In the cross-examination, General Manojlo Milovanovic tried as much as he could to corroborate the defense case of his former superior in the VRS Main Staff, Ratko Mladic

Manojlo Milovanovic, witness at the Ratko Mladic trialManojlo Milovanovic, witness at the Ratko Mladic trial

As Ratko Mladic’s defense lawyer cross-examined General Milovanovic, he tried hard to distinguish as much as possible the two versions of the notorious Directive 7. Karadzic’s ‘illegal’ directive directed the troops to create ‘by planned and well-thought-out combat operations […] an unbearable situation of total insecurity, with no hope of further survival or life for the inhabitants of Srebrenica and Zepa’. Milovanovic claims that Mladic’s directive, which does not contain the contentious sentence, was ‘legal’.

Mladic’s defense counsel Branko Lukic told the witness that General Radivoje Miletic drafted the first version of Directive 7 on Karadzic’s instructions. Milovanovic immediately agreed with the suggestion. This didn’t go unnoticed by Judge Orie, who asked the witness why he claimed that Directive 7 was written on Karadzic’s instructions. Milovanovic replied that he heard it from general Miletic’s defense lawyer. In 2007, Milovanovic testified at Miletic’s trial. The judge concluded that the witness was supposed to say ‘I don’t know’ in response to the defense counsel’s question.

Defense counsel Lukic put it to Milovanovic that Mladic in his version of the directive never referred to Karadzic’s document. Once again Milovanovic confirmed it and once again, both the judges and the prosecutor noticed that Mladic did in fact invoke Karadzic’s directive several times. Answering German judge Fluege, Milovanovic eventually had to agree that Mladic’s Directive 7/1 ‘was indeed linked with Karadzic’s’.

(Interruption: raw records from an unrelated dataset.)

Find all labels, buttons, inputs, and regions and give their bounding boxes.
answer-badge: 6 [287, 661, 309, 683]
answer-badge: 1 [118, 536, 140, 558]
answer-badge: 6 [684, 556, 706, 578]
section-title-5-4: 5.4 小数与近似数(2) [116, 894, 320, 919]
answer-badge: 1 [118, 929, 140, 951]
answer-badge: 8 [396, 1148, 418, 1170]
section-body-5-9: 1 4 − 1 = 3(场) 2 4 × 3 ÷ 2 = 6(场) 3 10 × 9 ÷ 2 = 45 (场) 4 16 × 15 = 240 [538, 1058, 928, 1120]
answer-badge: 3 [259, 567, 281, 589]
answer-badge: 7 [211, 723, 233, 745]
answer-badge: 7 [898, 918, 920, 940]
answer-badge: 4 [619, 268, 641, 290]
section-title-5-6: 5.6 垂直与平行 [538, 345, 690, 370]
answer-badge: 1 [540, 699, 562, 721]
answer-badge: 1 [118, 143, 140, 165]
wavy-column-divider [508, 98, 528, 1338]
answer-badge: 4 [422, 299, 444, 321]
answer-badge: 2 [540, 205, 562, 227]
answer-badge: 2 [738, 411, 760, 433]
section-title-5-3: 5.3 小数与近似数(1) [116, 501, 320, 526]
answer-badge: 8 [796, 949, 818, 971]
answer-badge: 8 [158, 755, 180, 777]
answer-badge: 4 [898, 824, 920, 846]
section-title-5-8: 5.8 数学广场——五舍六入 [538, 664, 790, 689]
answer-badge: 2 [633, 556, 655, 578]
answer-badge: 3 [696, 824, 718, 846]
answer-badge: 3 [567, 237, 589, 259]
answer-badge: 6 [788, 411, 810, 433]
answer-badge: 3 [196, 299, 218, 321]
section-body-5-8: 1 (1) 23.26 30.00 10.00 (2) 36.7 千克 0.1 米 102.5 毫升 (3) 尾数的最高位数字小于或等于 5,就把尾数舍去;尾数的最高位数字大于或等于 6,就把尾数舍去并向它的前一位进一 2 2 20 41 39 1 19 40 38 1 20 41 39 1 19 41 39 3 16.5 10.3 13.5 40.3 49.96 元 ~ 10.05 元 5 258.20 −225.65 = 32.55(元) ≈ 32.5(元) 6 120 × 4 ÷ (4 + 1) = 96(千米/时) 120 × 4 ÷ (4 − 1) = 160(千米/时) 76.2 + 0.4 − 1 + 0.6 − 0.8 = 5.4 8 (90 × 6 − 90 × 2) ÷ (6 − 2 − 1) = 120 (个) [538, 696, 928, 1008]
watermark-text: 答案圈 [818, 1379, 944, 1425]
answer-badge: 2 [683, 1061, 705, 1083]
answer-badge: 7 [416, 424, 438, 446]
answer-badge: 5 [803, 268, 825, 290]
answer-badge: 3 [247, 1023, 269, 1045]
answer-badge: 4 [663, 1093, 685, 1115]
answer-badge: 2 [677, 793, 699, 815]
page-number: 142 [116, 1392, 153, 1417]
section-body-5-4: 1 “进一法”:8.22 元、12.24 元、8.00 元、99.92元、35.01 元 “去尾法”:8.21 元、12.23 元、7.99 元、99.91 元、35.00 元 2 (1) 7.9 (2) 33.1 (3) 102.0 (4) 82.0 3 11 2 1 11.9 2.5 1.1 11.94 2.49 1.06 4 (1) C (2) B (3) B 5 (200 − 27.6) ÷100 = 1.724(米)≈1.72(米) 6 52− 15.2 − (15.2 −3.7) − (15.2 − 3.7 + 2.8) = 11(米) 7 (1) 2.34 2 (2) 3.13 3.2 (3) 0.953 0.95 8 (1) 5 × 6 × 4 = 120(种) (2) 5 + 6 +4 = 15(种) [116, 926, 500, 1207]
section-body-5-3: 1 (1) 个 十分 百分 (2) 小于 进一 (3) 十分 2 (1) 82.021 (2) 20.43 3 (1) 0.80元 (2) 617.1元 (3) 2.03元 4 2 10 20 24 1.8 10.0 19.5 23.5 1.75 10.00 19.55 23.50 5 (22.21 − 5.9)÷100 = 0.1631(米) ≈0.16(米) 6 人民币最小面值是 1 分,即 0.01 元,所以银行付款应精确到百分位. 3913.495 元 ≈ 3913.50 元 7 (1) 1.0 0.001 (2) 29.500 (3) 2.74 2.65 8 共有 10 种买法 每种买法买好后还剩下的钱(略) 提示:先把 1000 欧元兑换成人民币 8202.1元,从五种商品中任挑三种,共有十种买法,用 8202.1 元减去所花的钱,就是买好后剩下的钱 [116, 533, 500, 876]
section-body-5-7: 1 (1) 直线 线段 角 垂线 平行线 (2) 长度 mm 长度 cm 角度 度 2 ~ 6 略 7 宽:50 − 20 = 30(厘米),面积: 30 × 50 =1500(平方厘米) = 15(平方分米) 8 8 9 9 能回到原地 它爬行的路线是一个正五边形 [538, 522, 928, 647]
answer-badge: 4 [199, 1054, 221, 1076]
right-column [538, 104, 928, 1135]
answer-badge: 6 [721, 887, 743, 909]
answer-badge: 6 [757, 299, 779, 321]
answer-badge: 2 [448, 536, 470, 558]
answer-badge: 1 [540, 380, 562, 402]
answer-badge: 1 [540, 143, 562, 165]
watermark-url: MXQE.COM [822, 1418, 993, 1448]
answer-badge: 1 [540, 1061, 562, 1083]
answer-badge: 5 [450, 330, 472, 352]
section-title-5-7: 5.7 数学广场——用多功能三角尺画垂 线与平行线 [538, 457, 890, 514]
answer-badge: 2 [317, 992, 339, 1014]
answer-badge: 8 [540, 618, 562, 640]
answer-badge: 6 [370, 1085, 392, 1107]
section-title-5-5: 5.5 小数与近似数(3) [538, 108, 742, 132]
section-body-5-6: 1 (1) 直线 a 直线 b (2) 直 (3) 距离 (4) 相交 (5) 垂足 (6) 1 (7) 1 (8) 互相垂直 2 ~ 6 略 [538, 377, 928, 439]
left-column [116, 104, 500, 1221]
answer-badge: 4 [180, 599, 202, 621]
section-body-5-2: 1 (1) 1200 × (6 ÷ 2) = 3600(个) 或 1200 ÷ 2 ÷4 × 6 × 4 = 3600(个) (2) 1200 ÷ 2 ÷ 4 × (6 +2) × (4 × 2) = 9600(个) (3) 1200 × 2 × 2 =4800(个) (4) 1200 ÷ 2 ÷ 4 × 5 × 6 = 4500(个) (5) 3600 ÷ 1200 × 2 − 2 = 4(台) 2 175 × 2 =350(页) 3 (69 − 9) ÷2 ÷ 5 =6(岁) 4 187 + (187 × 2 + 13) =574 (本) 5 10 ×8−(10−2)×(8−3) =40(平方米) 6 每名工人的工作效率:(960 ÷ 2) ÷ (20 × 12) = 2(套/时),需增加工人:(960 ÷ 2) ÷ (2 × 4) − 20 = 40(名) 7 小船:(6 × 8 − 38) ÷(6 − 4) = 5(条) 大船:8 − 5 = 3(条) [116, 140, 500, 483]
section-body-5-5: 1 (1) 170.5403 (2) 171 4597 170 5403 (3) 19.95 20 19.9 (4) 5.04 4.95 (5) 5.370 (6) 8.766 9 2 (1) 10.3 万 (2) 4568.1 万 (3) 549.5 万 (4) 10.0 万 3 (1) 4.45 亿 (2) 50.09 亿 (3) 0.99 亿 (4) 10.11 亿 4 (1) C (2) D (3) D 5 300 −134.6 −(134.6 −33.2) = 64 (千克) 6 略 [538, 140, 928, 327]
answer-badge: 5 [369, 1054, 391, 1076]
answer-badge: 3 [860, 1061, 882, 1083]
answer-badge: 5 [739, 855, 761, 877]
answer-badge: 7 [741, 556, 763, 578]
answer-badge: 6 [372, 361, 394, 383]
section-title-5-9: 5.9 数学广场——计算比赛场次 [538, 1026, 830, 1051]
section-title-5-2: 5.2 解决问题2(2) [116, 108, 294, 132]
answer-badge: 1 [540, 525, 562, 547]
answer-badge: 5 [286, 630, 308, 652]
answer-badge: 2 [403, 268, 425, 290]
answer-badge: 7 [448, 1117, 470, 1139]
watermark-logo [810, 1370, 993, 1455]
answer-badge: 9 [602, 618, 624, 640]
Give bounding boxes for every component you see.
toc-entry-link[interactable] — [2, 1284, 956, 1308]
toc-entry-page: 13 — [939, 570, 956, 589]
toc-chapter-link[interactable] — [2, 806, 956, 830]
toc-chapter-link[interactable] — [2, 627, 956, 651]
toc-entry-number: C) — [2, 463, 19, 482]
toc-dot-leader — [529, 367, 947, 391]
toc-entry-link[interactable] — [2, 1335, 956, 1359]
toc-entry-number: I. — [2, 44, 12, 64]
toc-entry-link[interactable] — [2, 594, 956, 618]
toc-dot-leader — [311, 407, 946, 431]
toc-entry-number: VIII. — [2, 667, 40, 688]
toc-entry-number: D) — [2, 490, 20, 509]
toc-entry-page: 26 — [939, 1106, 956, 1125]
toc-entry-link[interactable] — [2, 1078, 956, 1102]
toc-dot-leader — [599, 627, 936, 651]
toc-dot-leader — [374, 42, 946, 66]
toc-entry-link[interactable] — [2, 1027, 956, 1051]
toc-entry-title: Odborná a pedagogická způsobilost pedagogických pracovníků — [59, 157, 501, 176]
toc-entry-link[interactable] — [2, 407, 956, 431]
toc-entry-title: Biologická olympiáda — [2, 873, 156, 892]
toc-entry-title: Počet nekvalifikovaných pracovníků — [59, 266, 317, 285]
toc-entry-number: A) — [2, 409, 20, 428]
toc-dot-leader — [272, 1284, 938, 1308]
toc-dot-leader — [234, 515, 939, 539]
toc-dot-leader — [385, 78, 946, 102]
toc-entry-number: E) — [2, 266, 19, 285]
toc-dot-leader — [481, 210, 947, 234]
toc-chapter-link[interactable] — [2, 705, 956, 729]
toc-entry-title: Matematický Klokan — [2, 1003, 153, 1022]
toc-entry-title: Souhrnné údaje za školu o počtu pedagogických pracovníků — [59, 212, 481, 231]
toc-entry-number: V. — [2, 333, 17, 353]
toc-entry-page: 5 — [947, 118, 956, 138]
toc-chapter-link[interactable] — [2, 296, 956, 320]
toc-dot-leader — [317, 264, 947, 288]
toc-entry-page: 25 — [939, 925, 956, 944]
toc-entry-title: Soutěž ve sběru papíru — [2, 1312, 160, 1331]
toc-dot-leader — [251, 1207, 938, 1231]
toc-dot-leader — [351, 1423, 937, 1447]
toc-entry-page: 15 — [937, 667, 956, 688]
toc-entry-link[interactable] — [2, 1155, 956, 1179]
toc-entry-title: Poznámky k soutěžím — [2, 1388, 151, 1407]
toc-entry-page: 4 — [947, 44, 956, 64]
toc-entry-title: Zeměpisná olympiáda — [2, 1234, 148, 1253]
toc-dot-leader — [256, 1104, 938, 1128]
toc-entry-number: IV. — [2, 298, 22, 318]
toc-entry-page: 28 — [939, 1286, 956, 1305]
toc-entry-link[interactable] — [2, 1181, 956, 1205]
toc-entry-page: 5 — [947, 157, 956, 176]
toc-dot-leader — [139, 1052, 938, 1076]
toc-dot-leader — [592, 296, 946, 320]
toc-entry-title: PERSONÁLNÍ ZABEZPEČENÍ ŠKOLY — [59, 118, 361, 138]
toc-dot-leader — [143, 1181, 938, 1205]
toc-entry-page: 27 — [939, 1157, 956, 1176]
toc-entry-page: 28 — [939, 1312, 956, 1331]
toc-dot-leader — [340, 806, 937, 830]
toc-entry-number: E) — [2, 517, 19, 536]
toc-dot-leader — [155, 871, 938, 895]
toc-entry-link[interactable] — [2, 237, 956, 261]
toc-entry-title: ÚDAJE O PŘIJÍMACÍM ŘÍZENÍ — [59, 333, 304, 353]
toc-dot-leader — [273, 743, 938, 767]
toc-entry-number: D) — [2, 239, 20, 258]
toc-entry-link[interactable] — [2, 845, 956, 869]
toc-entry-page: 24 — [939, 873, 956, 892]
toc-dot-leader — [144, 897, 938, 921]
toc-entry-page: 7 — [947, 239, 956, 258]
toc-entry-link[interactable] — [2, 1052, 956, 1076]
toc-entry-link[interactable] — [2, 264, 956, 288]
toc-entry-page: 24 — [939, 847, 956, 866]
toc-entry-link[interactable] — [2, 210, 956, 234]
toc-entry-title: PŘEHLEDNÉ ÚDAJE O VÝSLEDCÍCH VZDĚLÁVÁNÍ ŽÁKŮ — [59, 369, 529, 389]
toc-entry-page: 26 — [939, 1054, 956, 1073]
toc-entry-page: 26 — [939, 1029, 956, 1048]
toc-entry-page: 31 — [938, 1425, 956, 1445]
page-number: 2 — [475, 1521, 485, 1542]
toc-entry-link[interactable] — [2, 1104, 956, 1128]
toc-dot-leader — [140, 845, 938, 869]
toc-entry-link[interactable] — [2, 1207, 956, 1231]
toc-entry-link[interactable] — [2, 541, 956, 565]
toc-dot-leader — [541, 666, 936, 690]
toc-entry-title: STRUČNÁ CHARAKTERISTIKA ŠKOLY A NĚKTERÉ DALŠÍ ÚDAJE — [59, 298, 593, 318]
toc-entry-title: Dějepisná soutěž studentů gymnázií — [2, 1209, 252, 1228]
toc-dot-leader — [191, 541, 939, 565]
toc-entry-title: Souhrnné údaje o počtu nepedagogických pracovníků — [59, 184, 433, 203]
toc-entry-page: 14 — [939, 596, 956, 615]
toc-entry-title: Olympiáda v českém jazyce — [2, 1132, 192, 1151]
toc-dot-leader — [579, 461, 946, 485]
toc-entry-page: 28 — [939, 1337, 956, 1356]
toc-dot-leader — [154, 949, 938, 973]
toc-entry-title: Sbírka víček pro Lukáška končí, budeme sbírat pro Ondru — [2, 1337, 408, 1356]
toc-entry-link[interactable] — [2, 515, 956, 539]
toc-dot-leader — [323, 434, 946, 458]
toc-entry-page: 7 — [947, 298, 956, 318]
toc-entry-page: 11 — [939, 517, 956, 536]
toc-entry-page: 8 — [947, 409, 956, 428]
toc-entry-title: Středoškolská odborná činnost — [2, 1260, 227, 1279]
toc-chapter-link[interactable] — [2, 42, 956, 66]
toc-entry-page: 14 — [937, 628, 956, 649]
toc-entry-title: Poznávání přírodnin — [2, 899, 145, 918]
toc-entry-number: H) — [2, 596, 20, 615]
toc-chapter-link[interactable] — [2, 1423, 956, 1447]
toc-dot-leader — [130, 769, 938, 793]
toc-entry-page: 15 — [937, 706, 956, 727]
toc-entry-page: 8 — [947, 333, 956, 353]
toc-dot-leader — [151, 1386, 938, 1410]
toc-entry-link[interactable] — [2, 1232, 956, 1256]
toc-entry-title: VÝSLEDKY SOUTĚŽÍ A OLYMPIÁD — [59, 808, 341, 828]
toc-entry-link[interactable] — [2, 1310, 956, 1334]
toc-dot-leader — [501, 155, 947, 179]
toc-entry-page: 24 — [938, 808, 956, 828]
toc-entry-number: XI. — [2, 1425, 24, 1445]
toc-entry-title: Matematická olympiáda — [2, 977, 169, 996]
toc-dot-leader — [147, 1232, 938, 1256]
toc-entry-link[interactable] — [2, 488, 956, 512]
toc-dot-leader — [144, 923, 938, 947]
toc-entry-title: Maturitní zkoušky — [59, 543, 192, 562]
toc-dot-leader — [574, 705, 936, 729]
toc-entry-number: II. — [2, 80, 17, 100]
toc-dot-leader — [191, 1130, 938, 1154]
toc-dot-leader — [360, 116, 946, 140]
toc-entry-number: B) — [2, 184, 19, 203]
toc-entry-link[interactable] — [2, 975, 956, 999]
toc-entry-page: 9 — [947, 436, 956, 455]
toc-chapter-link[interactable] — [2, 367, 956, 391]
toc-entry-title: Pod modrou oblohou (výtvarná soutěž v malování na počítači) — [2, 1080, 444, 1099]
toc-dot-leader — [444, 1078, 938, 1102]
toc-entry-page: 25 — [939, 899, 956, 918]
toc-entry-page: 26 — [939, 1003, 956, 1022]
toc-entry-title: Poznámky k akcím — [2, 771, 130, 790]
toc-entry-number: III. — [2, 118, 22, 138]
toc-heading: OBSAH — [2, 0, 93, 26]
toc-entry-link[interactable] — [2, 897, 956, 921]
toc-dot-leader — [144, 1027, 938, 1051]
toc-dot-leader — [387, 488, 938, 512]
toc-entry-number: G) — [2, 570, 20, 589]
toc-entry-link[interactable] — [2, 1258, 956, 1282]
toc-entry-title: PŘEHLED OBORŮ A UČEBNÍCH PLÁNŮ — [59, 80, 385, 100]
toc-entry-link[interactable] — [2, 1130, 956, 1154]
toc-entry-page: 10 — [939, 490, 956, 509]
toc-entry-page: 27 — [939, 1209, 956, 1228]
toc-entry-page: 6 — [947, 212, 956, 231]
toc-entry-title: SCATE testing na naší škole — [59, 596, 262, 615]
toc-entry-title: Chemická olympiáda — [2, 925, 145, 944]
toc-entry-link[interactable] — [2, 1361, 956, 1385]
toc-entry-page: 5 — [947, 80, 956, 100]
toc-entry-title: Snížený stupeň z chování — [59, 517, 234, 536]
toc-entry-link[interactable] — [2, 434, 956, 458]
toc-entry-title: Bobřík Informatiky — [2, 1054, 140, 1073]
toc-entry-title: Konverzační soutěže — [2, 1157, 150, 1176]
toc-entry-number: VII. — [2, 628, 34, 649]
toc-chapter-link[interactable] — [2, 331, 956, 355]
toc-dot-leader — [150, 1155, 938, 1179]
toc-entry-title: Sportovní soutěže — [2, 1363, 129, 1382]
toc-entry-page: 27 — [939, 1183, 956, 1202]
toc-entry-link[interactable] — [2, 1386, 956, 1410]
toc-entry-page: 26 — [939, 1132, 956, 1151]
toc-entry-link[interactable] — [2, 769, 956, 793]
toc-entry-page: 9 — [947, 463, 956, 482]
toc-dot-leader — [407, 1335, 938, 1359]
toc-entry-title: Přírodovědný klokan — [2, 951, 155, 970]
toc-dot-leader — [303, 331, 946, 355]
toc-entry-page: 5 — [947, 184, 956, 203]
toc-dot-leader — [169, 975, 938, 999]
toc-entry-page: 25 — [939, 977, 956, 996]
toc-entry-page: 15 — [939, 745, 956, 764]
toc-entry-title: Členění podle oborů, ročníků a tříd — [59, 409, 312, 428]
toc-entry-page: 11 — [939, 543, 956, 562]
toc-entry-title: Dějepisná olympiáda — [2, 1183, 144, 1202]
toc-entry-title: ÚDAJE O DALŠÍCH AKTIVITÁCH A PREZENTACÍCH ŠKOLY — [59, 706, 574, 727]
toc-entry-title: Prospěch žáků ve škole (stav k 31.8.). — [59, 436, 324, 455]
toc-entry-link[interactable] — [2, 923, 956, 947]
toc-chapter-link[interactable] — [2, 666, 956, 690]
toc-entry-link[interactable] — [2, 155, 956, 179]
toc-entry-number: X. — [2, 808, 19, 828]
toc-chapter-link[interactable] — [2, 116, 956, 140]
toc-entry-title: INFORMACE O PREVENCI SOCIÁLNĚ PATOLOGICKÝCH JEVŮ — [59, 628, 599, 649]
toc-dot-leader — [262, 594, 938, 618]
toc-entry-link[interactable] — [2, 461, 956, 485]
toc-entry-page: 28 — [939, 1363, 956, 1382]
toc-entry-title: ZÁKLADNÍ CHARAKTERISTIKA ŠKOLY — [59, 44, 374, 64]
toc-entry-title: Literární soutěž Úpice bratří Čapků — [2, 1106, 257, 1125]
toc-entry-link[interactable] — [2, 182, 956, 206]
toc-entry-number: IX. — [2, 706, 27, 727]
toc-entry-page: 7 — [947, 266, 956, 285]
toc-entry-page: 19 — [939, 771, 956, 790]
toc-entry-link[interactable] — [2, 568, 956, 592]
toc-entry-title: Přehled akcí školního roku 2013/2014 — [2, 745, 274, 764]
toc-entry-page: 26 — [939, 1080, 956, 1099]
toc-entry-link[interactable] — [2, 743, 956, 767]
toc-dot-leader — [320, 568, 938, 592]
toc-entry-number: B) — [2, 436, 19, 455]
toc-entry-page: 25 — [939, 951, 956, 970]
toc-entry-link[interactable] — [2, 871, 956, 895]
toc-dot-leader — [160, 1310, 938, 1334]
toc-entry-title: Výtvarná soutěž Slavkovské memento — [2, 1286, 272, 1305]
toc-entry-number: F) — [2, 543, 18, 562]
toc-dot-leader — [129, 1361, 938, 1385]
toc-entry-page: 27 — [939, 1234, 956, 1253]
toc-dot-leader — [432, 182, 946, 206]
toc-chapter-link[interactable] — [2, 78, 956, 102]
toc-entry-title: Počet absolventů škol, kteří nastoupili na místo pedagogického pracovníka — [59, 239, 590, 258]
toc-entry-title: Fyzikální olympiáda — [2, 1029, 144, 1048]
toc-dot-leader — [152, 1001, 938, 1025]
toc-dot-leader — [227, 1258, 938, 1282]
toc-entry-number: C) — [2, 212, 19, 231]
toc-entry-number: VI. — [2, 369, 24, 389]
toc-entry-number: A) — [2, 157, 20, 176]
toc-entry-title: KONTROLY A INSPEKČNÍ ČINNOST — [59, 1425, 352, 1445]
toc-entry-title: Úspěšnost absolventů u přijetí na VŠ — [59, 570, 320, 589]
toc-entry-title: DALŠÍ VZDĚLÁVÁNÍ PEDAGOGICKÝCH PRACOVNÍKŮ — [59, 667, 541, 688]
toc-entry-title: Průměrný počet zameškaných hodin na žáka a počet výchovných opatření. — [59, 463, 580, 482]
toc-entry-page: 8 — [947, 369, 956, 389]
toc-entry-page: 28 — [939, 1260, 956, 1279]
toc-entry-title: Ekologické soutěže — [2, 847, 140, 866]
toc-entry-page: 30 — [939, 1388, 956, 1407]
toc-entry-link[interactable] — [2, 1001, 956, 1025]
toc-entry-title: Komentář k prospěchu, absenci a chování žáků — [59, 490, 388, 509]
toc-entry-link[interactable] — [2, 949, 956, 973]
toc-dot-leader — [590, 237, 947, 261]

In the cross-examination, Milovanovic tried as much as possible to corroborate the defense case of his former superior in the VRS Main Staff. Milovanovic said that UNPROFOR and NATO sided with the BH Army. After the agreement on Srebrenica and Zepa was reached, the Security Council ‘unilaterally’ proclaimed Tuzla, Sarajevo, Gorazde and Bihac ‘safe havens’.

In Milovanovic’s words, Muslims were offered several times to demilitarize Sarajevo. Karadzic proposed to divide Sarajevo and to proclaim it ‘an open, undefended city’, Milovanovic said. Not only did the Muslims reject it, they would ‘provoke’ the Serb side by firing shells from portable mortars positioned at a crossroads somewhere and then would vanish. Serbs would respond and thus it ‘appeared’ that they were targeting civilians randomly and without control.

Milovanovic said that all aspects of life in Srebrenica were ‘militarized’. Naser Oric was ‘the big boss’: he wielded absolute power, and he was part of the military. In Milovanovic’s view, the Serb side even allowed ‘surplus’ humanitarian aid supplies to enter Srebrenica. According to Milovanovic, General Morillon told him there were 64,000 inhabitants in Srebrenica in March 1993. UNHCR provided food, clothes and other help for that number of refugees although their number, according to VRS information, was between 40,000 and 45,000.

Manojlo Milovanovic will continue his testimony tomorrow.